Your own actions have an effect on this puzzle box. Perhaps that can be to your benefit. Shake a target out of their routine by adding the new variable of a weapon or body being found nearby so you can lure them to a more favourable killspot. Alternatively, making a mistake or being sloppy in covering your tracks can have the target running for the hills and suddenly any plans you had must be discarded immediately in favour of some quick opportunistic action if you’re to complete your task.
The more you poke and prod at the world to get a reaction, the more you’ll learn how to mold those actions to your own desires and the more creative you can get. Hitman games reward practice and perseverance more than most. The latest episodic game – and its upcoming sequel – deliver the most compelling reward for putting this level of effort in: more content.
With 2016’s reboot, IO Interactive set out to deliver Hitman as an ever-growing ‘World of Assassination’. Some may not have gotten on with the drip-fed episodic levels, but there’s no denying the benefits that came from the way the game was produced and supplied. By giving each level the same attention, and breathing room from each-other, as a full game launch there was a focus on rewarding replayability. Escalation challenges – sets of quirky contracts within each level that got increasingly more specific and challenging in the completion requirements – and various unlockables incentivised replaying each level to get the absolute most out of each release.
That replaying was most rewarded with frequent content updates that relied on putting that learned knowledge of each level to good use: Elusive Targets. These new contracts have been added every couple of weeks and came with one very specific stipulation: you have one chance to kill the target and get out. If you fail once you’ve made your move, you don’t get a second chance. These toughest of challenges put all the practice you’ve accrued in completing each level’s various challenges and exploring all of its nooks and crannies to the ultimate test. Particularly as one final curveball is thrown your way: in this mode your target isn’t identified on the map or in your Assassin’s Creed style instinct vision. You’re entirely on your own.

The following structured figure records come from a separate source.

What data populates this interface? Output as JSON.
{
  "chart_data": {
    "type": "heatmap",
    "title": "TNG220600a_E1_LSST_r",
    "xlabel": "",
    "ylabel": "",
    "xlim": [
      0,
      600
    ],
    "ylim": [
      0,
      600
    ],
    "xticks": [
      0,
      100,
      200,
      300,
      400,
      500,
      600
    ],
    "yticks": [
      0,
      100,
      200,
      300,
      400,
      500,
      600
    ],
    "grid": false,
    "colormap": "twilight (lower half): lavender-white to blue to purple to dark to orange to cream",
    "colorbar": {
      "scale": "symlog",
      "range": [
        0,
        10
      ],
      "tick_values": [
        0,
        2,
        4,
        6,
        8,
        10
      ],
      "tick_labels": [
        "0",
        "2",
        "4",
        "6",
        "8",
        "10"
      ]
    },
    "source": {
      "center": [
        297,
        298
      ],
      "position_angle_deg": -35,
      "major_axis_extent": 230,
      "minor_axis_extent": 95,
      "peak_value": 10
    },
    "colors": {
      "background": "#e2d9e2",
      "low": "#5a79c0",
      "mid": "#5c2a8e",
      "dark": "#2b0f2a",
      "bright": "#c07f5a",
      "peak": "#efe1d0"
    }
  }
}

The upcoming Hitman 2 is not strictly episodic. When the game launches, all 6 levels will be available at once – although additional season pass levels are also promised for the future. However, that same focus on rewarding replaying and puzzling out the even more expansive locations and opportunities remains. The Elusive Targets even return with the first such target, played by Sean Bean, being an appropriately named fellow assassin: ‘The Undying’.
Perhaps rightly, that decision to focus on replayability vs simply “completing” the game’s story is left in the players’ hands this time around. But it’s possibly just as fair to say that anyone blasting through Hitman 2 in a handful of hours and moving onto the next big game release is missing the value – and the real joy – of the game’s unique format.
Just as much as Tetris is a game designed to be picked up and endlessly replayed, as is Hitman. Puzzle games are never truly ‘beaten’. There’s always a new challenge to apply yourself to and after 2 years of IO Interactive’s incredibly consistent content support for 2016’s Hitman, it’s certain that we’ll have plenty of new puzzles to creatively murder our way through for further years to come.